A new type of virtual reality experience doesn't require users to wear a VR headset. The system was created by researchers in Japan who replaced the headset with a large semi-spherical display, one that is coupled with a mechanical chair that physically moves the viewer in sync with the imagery. The technology has been demonstrated with a new '8K:VR Ride' video that is something like a theme park ride.

If you've ever gone to a high-end arcade, there's a decent chance you've played within a 'game pod' — that is, an enclosed booth with a semi-spherical screen that surrounds the player's vision. These are often used for things like fighter jet games, mech battles, and similar, but they could also be used as an immersive way to watch video. While those game pods are usually low-resolution, this new technology is quite the opposite.

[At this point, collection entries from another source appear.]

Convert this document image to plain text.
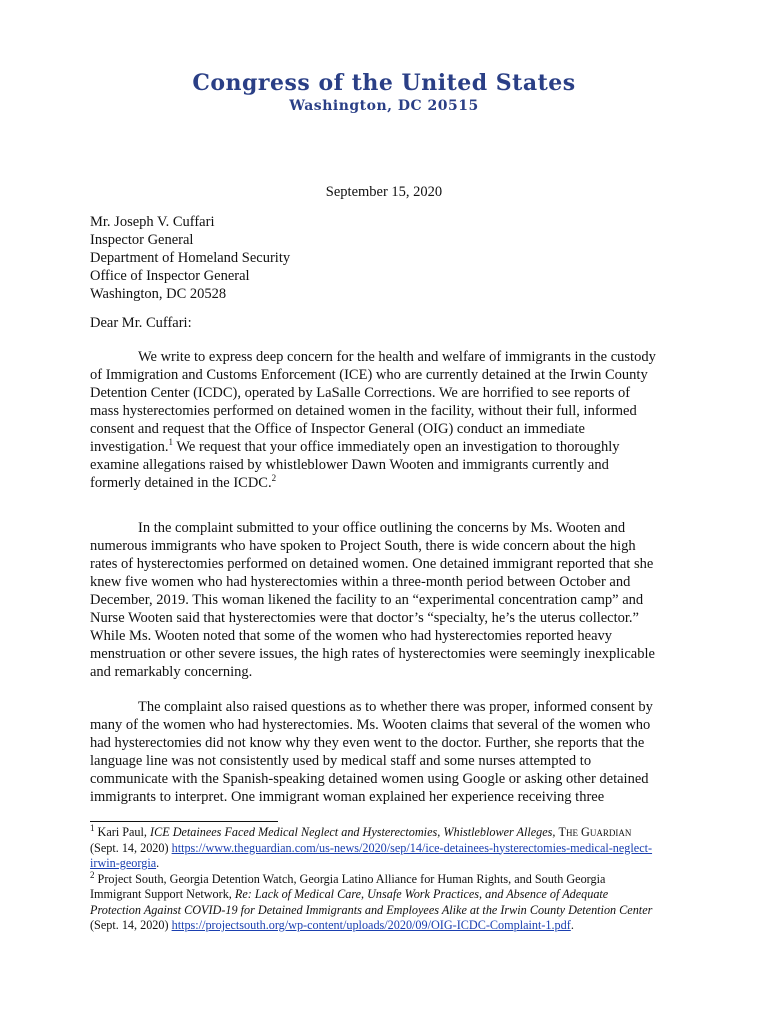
Congress of the United States
Washington, DC 20515
September 15, 2020
Mr. Joseph V. Cuffari
Inspector General
Department of Homeland Security
Office of Inspector General
Washington, DC 20528
Dear Mr. Cuffari:
We write to express deep concern for the health and welfare of immigrants in the custody
of Immigration and Customs Enforcement (ICE) who are currently detained at the Irwin County
Detention Center (ICDC), operated by LaSalle Corrections. We are horrified to see reports of
mass hysterectomies performed on detained women in the facility, without their full, informed
consent and request that the Office of Inspector General (OIG) conduct an immediate
investigation.$^1$ We request that your office immediately open an investigation to thoroughly
examine allegations raised by whistleblower Dawn Wooten and immigrants currently and
formerly detained in the ICDC.$^2$
In the complaint submitted to your office outlining the concerns by Ms. Wooten and
numerous immigrants who have spoken to Project South, there is wide concern about the high
rates of hysterectomies performed on detained women. One detained immigrant reported that she
knew five women who had hysterectomies within a three-month period between October and
December, 2019. This woman likened the facility to an “experimental concentration camp” and
Nurse Wooten said that hysterectomies were that doctor’s “specialty, he’s the uterus collector.”
While Ms. Wooten noted that some of the women who had hysterectomies reported heavy
menstruation or other severe issues, the high rates of hysterectomies were seemingly inexplicable
and remarkably concerning.
The complaint also raised questions as to whether there was proper, informed consent by
many of the women who had hysterectomies. Ms. Wooten claims that several of the women who
had hysterectomies did not know why they even went to the doctor. Further, she reports that the
language line was not consistently used by medical staff and some nurses attempted to
communicate with the Spanish-speaking detained women using Google or asking other detained
immigrants to interpret. One immigrant woman explained her experience receiving three
$^1$ Kari Paul, ICE Detainees Faced Medical Neglect and Hysterectomies, Whistleblower Alleges, The Guardian
(Sept. 14, 2020) https://www.theguardian.com/us-news/2020/sep/14/ice-detainees-hysterectomies-medical-neglect-
irwin-georgia.
$^2$ Project South, Georgia Detention Watch, Georgia Latino Alliance for Human Rights, and South Georgia
Immigrant Support Network, Re: Lack of Medical Care, Unsafe Work Practices, and Absence of Adequate
Protection Against COVID-19 for Detained Immigrants and Employees Alike at the Irwin County Detention Center
(Sept. 14, 2020) https://projectsouth.org/wp-content/uploads/2020/09/OIG-ICDC-Complaint-1.pdf.
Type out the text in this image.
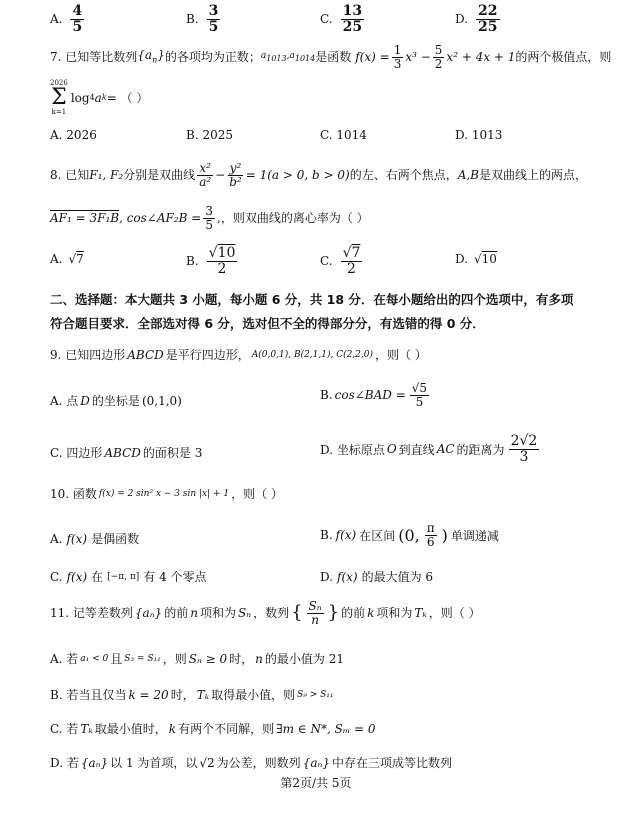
A. $\frac{4}{5}$	B. $\frac{3}{5}$	C. $\frac{13}{25}$	D. $\frac{22}{25}$
7. 已知等比数列 $\{a_n\}$ 的各项均为正数； $a_{1013},a_{1014}$ 是函数 $f(x) = \frac{1}{3} x^3 - \frac{5}{2} x^2 + 4x + 1$ 的两个极值点，则
2026
Σ
k=1
log 4 a k = （ ）
A. 2026	B. 2025	C. 1014	D. 1013
8. 已知 F₁, F₂ 分别是双曲线 $\frac{\text{x²}}{\text{a²}} - \frac{\text{y²}}{\text{b²}} = 1(a > 0$, b > 0) 的左、右两个焦点， A,B 是双曲线上的两点，
AF₁ = 3F₁B , cos∠AF₂B = $\frac{3}{5}$ ,，则双曲线的离心率为（ ）
A. √7	B. $\frac{√10}{2}$	C. $\frac{√7}{2}$	D. √10
二、选择题：本大题共 3 小题，每小题 6 分，共 18 分．在每小题给出的四个选项中，有多项
符合题目要求．全部选对得 6 分，选对但不全的得部分分，有选错的得 0 分．
9. 已知四边形 ABCD 是平行四边形， A(0,0,1), B(2,1,1), C(2,2,0) ，则（ ）
A. 点 D 的坐标是 (0,1,0)	B. cos∠BAD = $\frac{√5}{5}$
C. 四边形 ABCD 的面积是 3	D. 坐标原点 O 到直线 AC 的距离为 $\frac{2√2}{3}$
10. 函数 f(x) = 2 sin² x − 3 sin |x| + 1 ，则（ ）
A. f(x) 是偶函数	B. f(x) 在区间 (0, $\frac{\pi}{6}$ ) 单调递减
C. f(x) 在 [−π, π] 有 4 个零点	D. f(x) 的最大值为 6
11. 记等差数列 {aₙ} 的前 n 项和为 Sₙ ，数列 { $\frac{\text{Sₙ}}{n}$ } 的前 k 项和为 Tₖ ，则（ ）
A. 若 a₁ < 0 且 S₃ = S₁₁ ，则 Sₙ ≥ 0 时， n 的最小值为 21
B. 若当且仅当 k = 20 时， Tₖ 取得最小值，则 S₉ > S₁₁
C. 若 Tₖ 取最小值时， k 有两个不同解，则 ∃m ∈ N*, Sₘ = 0
D. 若 {aₙ} 以 1 为首项，以 √2 为公差，则数列 {aₙ} 中存在三项成等比数列
第2页/共 5页
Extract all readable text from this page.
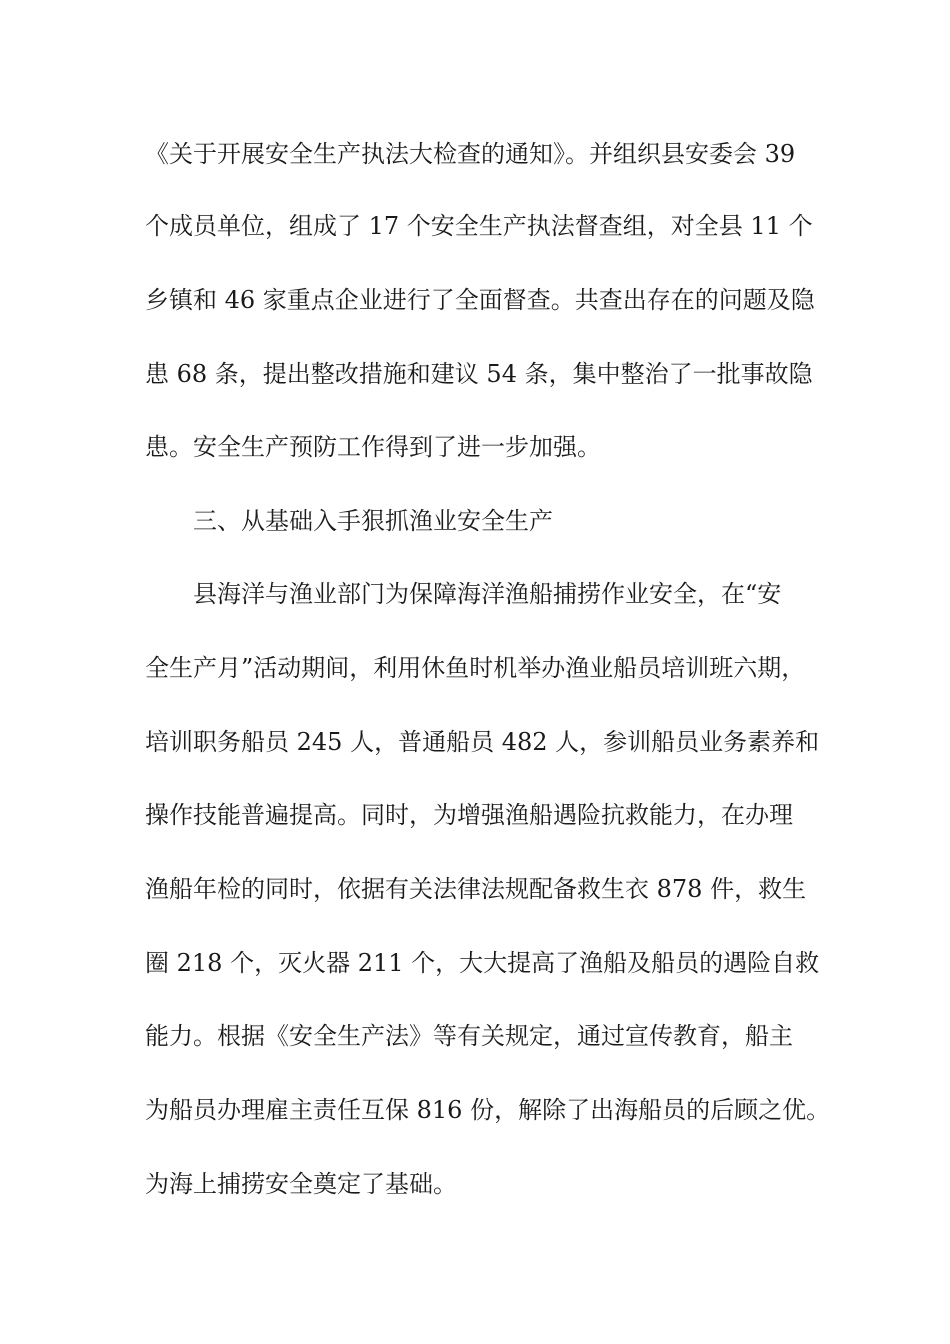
《关于开展安全生产执法大检查的通知》。并组织县安委会 39
个成员单位，组成了 17 个安全生产执法督查组，对全县 11 个
乡镇和 46 家重点企业进行了全面督查。共查出存在的问题及隐
患 68 条，提出整改措施和建议 54 条，集中整治了一批事故隐
患。安全生产预防工作得到了进一步加强。
三、从基础入手狠抓渔业安全生产
县海洋与渔业部门为保障海洋渔船捕捞作业安全，在“安
全生产月”活动期间，利用休鱼时机举办渔业船员培训班六期，
培训职务船员 245 人，普通船员 482 人，参训船员业务素养和
操作技能普遍提高。同时，为增强渔船遇险抗救能力，在办理
渔船年检的同时，依据有关法律法规配备救生衣 878 件，救生
圈 218 个，灭火器 211 个，大大提高了渔船及船员的遇险自救
能力。根据《安全生产法》等有关规定，通过宣传教育，船主
为船员办理雇主责任互保 816 份，解除了出海船员的后顾之优。
为海上捕捞安全奠定了基础。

As the ride's name suggests, the technology utilizes an 8K super-high-definition 4K display, which itself is inside of a theater where it measures 17ft across and about 11ft in height. Joining it is a seat connected to machinery that moves the viewers into the air, tips them forward and back, and slants them at angles to match whatever they're watching.

In the case of this ride, viewers appear to be shot into the air quickly, where they then fly over a city, at one point zooming downward at the landscape rapidly. The seat moves in sync with these visual movements, tipping the viewers forward or back to add to the realistic sensations. Because the screen fully engulfs the viewers' vision, it is easy to become immersed in the environment.

The system was developed by Wonder Vision alongside NHK Enterprises, NHK Media Technology, and RecoChoku Labs. The technology will be demonstrated this upcoming October at the Digital Content Expo 2017 in Japan, though it was already showcased at SXSW this year. Plans for the technology aren't clear, but it is easy to see how it could be utilized by theaters and theme parks, among others.